O Alexandre O'Neill escrevia. Um gosto. Uma sinceridade. Uma franqueza. Escrevia com a inteligência mais sensível que a simplicidade pode ter. Alexandre é português. Um português vivo-morto.

 

É muito importante O' Neill estar vivo. Todos temos de o ler. E ouvir. Como eu o ouvi na voz da Amália. Um dia, de surpresa. Deixou-me um nó dorido na garganta. Onde anda o Portugal destes dois?



Vinícius nunca mais! 

 

 

 

 

 

  

 

 

  

 

 

"Só mesmo o Irineu me punha a escrever sobre o Vinícius . O melhor é ler o Vinícius , não escrever sobre ele. Parece que escrever sobre é uma necessidade hoje em dia tão grande que até se fazem jornais quase só para isso. E então se há comemoração de aniversário... Eu gosto muito de ler certos poetas, mas bem pouco do que se escreve a propósito da obra ou da vida deles. Há quem pense que a leitura do Pessoa, por exemplo, está a ser bastante prejudicada pelo excesso de explicadores da obra dele. É provável. O que acontece comigo e com esta enorme falta de vontade de escrever sobre a obra de seja quem for é que não acredito que uma obra ganhe muito em ser explicada. Depois, eu não sou explicador. Só tenho palpites. Sou como o «tio» João: tenho palpites de impressionista, como diz dele o poeta com nome de navio.
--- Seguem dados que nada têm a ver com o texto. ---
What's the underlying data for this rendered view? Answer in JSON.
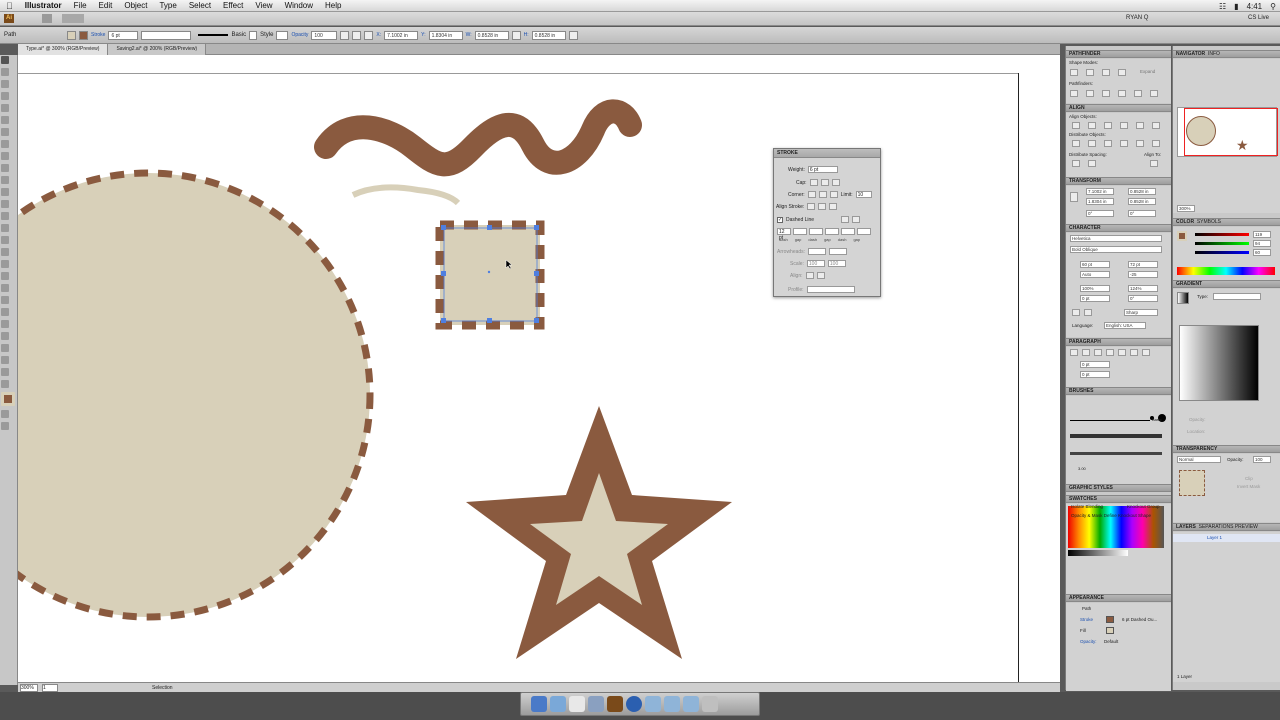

E ainda acontece outra coisa comigo: durante muito tempo li mais as explicações do que as coisas que, em princípios, as explicações explicam, e agora, invertida a tendência, estou a ver se aproveito o tempo que me resta de vida para ler finalmente as coisas. Tenho tido surpresas (mais boas que más) que nem lhes digo! Uma das mais importantes foi a leitura das Mémoires d'Outre-Tombe . Recomendo, e deitem pela borda fora tudo o que lhes disseram sobre Chateaubriand , romantismo, etc. Entreguem-se ao prazer da leitura. Façam o mesmo com um Céline e, em duas semanas, vão atirar às malvas uma boa dúzia de autores considerados geniais. É que já lá estava tudo e há muito mais tempo. É uma chatice mas é assim... Mas como gosto muito de Irineu e do amor verdadeiramente patológico que ele nutre pela coisa literária, vou tentar falar do Vinícius , que era como eu, com a diferença de ter mais dinheiro para comprar whisky, o que, verdade verdadinha, também não faz uma diferença por aí além.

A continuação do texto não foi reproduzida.